L’arbre, ce méconnu!

Posté le 15/07/2013 dans Environnement.

Les Pays, où les arbres ne sont pas rois, sont souvent gouvernés par de tristes sires.

En avons-nous connus de ces géants bienfaisants ! Nos vies en sont jalonnées. Ce sont eux qui accueillaient nos jeux de jardin ou de récré, eux à l’ombre desquels nous étendions la nappe à carreaux de nos pique – niques dominicaux ; eux encore qui chuchotaient dans mes balades enfantines à l’oreille de l’enfant solitaire que j’étais. Beaucoup étaient là avant nous et certains élus le seront après, ceux qui auront échappé aux destructeurs que sont parfois les humains !

Il faudrait songer, à l’instar des monuments  aux morts des deux guerres, à ériger également des monuments aux arbres assassinés !

Y figureraient : Tous ceux de l’allée du parc abandonné où j’allais dans mon enfance cueillir des brassées de fritillaires pintades, arbres aux troncs si énormes que mes bras  ne pouvaient les enlacer en entier. Ils furent abattus afin de construire à leur place de petites maisons précaires et bien tristes !

– Ceux qui bordaient ma jalle à crevettes, ils avaient poussé tous seuls, saules, peupliers, assortis à leurs pieds d’une luxuriante végétation, clapaces[1],  fleurs sauvages des terres humides formant ce que l’on appelait alors une aubarède. L’endroit était peuplé d’oiseaux, de mulots, de rats. Les pêcheurs et les enfants s’y créaient des cachettes fraîches au parfum mentholé. La jalle fut busée, cimentée et tous ses riverains végétaux débroussaillés sans vergogne.

– Les deux immenses tilleuls que j’ai connus, gardiens de la mairie d’un village voisin, leur parfum lors de leur floraison était une fragrance de vigueur. Les habitants découvrirent leur absence un matin. Ils furent coupés dans la  nuit où se commettent les crimes, sous un vague prétexte de maladie. Malades, eux allons donc ! Leur force était un exemple et donnait du courage !

J’arrête, la liste serait trop longue ! Combien de places, de routes, ces dernières années ont été amputées de ces amis tutélaires ?

Dangereux les arbres, ou malades ou dérangeants !,Non, les arbres ne  sont pas dangereux ce sont les humains et la vitesse qui le sont ! Ils nous donnent tant, avant de les déclarer incurables  ne pourrions-nous leur donner une chance ?

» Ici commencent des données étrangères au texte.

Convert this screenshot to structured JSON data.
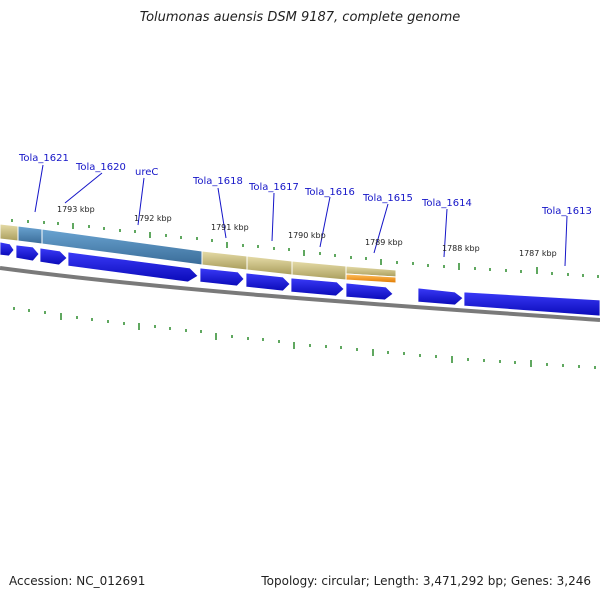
{
  "title": "Tolumonas auensis DSM 9187, complete genome",
  "footer": {
    "accession": "Accession: NC_012691",
    "summary": "Topology: circular; Length: 3,471,292 bp; Genes: 3,246"
  },
  "gene_labels": [
    "Tola_1621",
    "Tola_1620",
    "ureC",
    "Tola_1618",
    "Tola_1617",
    "Tola_1616",
    "Tola_1615",
    "Tola_1614",
    "Tola_1613"
  ],
  "ruler_labels": [
    "1793 kbp",
    "1792 kbp",
    "1791 kbp",
    "1790 kbp",
    "1789 kbp",
    "1788 kbp",
    "1787 kbp"
  ],
  "colors": {
    "arrow": "#1a1ae6",
    "feature_tan": "#c8be82",
    "feature_blue": "#4a86b8",
    "feature_orange": "#f0a020",
    "tick": "#2a8a2a",
    "backbone": "#7a7a7a",
    "label": "#1515c8"
  }
}
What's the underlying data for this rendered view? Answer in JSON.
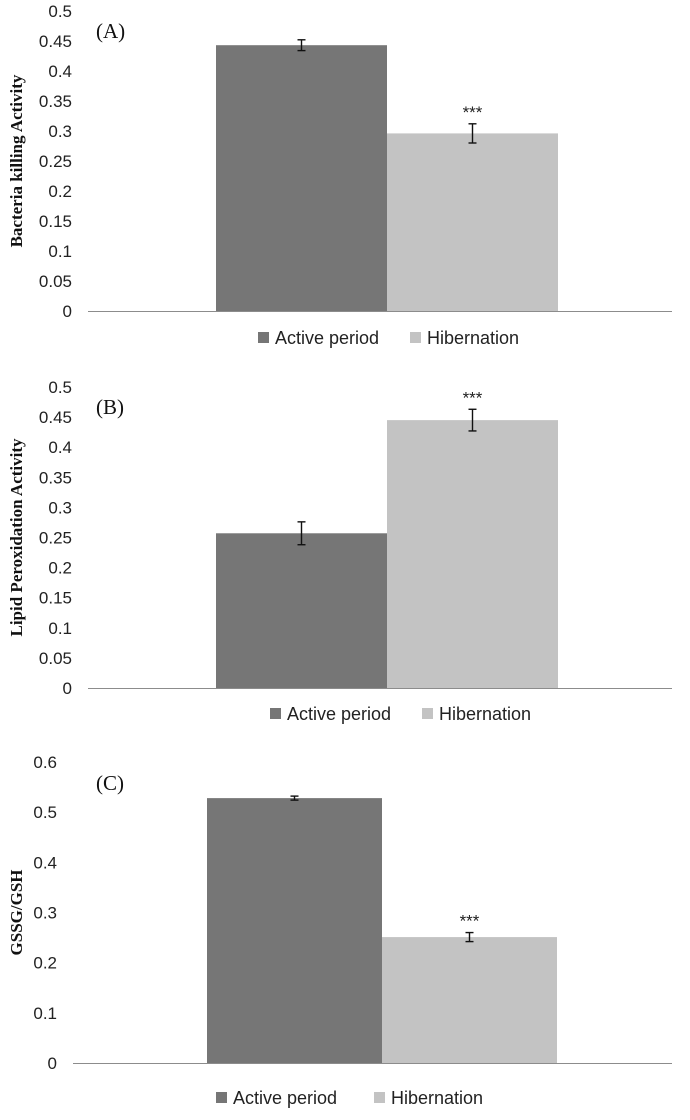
{
  "chart_data": [
    {
      "type": "bar",
      "panel_label": "(A)",
      "ylabel": "Bacteria killing Activity",
      "categories": [
        "Active period",
        "Hibernation"
      ],
      "values": [
        0.443,
        0.296
      ],
      "errors": [
        0.009,
        0.016
      ],
      "annotations": [
        "",
        "***"
      ],
      "colors": [
        "#767676",
        "#c3c3c3"
      ],
      "ylim": [
        0,
        0.5
      ],
      "yticks": [
        "0",
        "0.05",
        "0.1",
        "0.15",
        "0.2",
        "0.25",
        "0.3",
        "0.35",
        "0.4",
        "0.45",
        "0.5"
      ],
      "legend": [
        "Active period",
        "Hibernation"
      ],
      "legend_position": "bottom"
    },
    {
      "type": "bar",
      "panel_label": "(B)",
      "ylabel": "Lipid Peroxidation Activity",
      "categories": [
        "Active period",
        "Hibernation"
      ],
      "values": [
        0.257,
        0.445
      ],
      "errors": [
        0.019,
        0.018
      ],
      "annotations": [
        "",
        "***"
      ],
      "colors": [
        "#767676",
        "#c3c3c3"
      ],
      "ylim": [
        0,
        0.5
      ],
      "yticks": [
        "0",
        "0.05",
        "0.1",
        "0.15",
        "0.2",
        "0.25",
        "0.3",
        "0.35",
        "0.4",
        "0.45",
        "0.5"
      ],
      "legend": [
        "Active period",
        "Hibernation"
      ],
      "legend_position": "bottom"
    },
    {
      "type": "bar",
      "panel_label": "(C)",
      "ylabel": "GSSG/GSH",
      "categories": [
        "Active period",
        "Hibernation"
      ],
      "values": [
        0.528,
        0.251
      ],
      "errors": [
        0.004,
        0.009
      ],
      "annotations": [
        "",
        "***"
      ],
      "colors": [
        "#767676",
        "#c3c3c3"
      ],
      "ylim": [
        0,
        0.6
      ],
      "yticks": [
        "0",
        "0.1",
        "0.2",
        "0.3",
        "0.4",
        "0.5",
        "0.6"
      ],
      "legend": [
        "Active period",
        "Hibernation"
      ],
      "legend_position": "bottom"
    }
  ]
}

Parfois ils sont plantés en dépit du bon sens qui voudrait que l’on songe à la place dont ils auront besoin dans l’avenir car nous plantons les arbres pour les générations futures. J’ai vu récemment toute une allée d’arbrisseaux de Magnolias Grandiflora entassés sur un maigre trottoir le long d’une voie passagère. Encore en  enfance, ces arbres sont déjà condamnés pour le temps où leurs branches, leurs troncs ne pourront se contenter de l’espace qui leur sera alloué. Mettre un arbre au monde est une responsabilité qui demande réflexion  et amour pour lui et ceux qui profiteront de sa présence future. Il est aussi criminel d’installer un arbre en un lieu inadéquat que de l’abattre adulte pour de sales raisons.

Une des plus absurdes entendues il y a peu au sujet d’un merveilleux platane devant une maison connue ayant abrité un ami aujourd’hui disparu : « –Mais pourquoi ce propriétaire veut-il tuer cet arbre ? » Demandai-je à la voisine amie et atterrée par la nouvelle. « –Les feuilles » me répondit-elle. Bien sûr cet arbre plusieurs fois centenaires donne des feuilles en profusion ! Et oui, et à l’automne les feuilles tombent !! Et voila !

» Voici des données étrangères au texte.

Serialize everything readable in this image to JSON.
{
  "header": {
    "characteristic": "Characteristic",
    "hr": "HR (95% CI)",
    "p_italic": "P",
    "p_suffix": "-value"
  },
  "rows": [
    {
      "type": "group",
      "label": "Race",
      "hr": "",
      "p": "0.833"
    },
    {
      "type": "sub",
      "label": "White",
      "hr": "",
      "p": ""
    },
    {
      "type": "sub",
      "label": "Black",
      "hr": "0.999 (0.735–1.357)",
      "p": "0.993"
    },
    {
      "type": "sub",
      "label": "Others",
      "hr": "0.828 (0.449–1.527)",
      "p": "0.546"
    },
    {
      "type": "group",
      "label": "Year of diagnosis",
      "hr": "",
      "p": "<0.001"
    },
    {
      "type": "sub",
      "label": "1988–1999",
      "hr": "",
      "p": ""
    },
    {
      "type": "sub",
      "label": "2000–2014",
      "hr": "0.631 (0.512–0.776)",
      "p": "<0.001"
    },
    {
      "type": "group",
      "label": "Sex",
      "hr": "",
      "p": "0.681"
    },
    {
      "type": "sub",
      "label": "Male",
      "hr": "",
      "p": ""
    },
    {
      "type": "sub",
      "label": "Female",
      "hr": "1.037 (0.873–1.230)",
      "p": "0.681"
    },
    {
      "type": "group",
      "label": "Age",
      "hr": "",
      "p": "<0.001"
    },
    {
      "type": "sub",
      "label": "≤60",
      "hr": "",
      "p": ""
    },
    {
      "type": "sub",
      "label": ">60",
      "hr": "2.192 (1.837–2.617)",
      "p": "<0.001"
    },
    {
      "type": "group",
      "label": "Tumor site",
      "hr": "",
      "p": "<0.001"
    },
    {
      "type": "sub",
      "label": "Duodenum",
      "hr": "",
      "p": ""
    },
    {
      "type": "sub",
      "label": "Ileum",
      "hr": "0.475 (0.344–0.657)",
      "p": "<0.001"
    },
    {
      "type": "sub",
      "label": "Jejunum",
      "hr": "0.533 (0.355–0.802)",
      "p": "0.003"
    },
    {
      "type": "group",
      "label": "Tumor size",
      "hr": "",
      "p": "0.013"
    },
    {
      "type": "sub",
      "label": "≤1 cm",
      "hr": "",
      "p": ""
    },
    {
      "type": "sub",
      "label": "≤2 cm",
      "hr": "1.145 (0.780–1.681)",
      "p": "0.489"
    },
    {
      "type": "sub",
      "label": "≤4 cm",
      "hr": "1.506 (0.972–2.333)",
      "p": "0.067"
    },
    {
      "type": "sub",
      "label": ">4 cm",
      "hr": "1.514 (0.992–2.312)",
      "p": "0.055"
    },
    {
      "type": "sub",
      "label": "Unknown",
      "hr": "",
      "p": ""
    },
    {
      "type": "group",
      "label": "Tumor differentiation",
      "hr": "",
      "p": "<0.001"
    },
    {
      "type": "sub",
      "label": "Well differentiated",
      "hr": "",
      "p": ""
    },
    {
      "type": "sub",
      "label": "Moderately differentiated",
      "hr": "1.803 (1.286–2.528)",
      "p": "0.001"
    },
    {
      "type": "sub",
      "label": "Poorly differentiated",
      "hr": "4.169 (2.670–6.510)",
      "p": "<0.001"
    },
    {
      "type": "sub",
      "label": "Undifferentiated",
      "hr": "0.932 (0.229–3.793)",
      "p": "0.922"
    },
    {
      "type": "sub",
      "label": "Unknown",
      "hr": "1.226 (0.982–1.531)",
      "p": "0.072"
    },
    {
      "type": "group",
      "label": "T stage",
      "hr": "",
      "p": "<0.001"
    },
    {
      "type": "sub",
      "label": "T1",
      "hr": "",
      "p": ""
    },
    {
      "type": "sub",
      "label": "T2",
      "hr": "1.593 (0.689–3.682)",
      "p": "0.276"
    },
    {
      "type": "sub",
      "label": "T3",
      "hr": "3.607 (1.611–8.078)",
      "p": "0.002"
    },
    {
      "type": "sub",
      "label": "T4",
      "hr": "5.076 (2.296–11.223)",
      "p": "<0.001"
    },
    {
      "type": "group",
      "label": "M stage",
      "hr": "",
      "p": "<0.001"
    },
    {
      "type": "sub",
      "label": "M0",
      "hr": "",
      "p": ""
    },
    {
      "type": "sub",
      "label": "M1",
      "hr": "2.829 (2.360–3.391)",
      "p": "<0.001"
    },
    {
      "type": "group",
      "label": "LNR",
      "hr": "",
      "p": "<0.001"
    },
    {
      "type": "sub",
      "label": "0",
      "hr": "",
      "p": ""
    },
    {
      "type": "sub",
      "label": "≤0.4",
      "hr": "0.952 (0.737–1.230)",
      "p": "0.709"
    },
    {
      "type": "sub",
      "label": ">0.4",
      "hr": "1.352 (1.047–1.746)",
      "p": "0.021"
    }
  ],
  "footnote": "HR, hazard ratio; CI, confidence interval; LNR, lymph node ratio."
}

Alors, au sujet des feuilles, avant de remplacer ces mondes vivants que sont les arbres par des dauphins en plastiques ou autre comme celui de la maison de mon oncle de jacques Tati, quelques idées : Dans le poulailler, elles forment un bon paillis contre la boue des mauvais jours. Dans les massifs, elles protègent les fleurs du gel. Elles sont décoratives dans le jardin endormi de Novembre, pourquoi les enlever ? Elles sont un poème à elles toutes seules sous vos semelles. Rassemblées en murs certes succincts mais suffisants par des mains potelées, elles deviennent maisons éphémères des jeux d’enfants. Où seront utilisées à d’autres fins ainsi raconte la photo signée Doisneau de la petite fille recouverte de feuilles dans un jardin public !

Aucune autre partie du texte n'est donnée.